Let me be the first, then, to express my regret that somebody's PC had to die.

I hope that the next update includes a painstakingly long death for that nasty ogre mage.
 

Darmatage said:
How do animals fit into D&D worlds, rights-wise?
Well, that pretty much depends on whether you ask a Justicar or a Druid... :)

Reyu was able to understand the bear because she cast a spell, speak with animals, which... well it, pretty much does what it says. This doesn't have any effect on an animal's intelligence, it just lets you understand them and vice versa.

So, it's basically like imagining that your dog could talk. He's probably going to say "Food? Food? Scratches? Scratches? Ooooh, I know! Stick! Stick! Can I? Can I?" Is that actually sentience? I leave that question to the philosophers among us. Sufficed to say, in the Halmae, it isn't.

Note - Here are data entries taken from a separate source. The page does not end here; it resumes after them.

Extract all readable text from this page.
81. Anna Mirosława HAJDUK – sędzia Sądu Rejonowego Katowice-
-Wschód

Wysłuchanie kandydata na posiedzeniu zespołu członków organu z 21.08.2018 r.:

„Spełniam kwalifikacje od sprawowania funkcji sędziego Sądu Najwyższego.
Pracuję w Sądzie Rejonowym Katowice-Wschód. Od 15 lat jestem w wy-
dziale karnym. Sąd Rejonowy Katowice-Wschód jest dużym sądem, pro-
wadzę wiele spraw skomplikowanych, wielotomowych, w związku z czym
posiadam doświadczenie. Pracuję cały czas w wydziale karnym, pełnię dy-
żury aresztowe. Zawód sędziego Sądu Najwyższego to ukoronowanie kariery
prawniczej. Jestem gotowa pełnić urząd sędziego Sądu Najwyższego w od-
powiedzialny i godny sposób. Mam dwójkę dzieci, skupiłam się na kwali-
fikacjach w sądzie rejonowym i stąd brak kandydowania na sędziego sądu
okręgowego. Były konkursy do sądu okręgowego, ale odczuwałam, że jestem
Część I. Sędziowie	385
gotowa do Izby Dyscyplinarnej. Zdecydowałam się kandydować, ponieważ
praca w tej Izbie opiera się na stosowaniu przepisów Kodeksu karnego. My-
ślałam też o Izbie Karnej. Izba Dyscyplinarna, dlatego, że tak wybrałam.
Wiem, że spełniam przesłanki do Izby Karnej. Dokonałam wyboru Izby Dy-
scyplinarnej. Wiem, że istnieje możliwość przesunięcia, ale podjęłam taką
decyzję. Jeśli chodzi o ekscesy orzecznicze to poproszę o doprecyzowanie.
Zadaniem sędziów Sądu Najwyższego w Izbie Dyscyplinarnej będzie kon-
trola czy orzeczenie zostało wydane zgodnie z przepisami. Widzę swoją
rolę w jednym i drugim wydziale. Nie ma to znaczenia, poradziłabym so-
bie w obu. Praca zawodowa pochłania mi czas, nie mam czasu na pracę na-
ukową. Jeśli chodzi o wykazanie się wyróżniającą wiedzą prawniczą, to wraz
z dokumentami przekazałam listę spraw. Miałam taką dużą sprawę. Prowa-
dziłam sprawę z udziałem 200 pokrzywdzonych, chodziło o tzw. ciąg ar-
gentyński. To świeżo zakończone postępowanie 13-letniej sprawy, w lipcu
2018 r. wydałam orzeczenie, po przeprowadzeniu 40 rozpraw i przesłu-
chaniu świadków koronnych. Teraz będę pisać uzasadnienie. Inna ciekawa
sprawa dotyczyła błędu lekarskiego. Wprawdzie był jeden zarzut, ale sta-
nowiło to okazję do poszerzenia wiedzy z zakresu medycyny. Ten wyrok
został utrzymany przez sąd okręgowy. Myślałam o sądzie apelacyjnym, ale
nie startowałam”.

Tho' I am reminded of something a wise man once said: "I wonder, if the trees could scream, would we still be so cavalier about cutting them down? We might be, if they screamed all the time. And for no good reason."

dpdx said:
I hope that the next update includes a painstakingly long death for that nasty ogre mage.
Stay tuned, gentle readers. Stay tuned...

Oh, and for anyone keeping score, it's actually an ogre druid. Heat metal (which Thatch got hit with and very cleverly mitigated) isn't an ogre mage spell. Or, indeed, a wizard spell at all.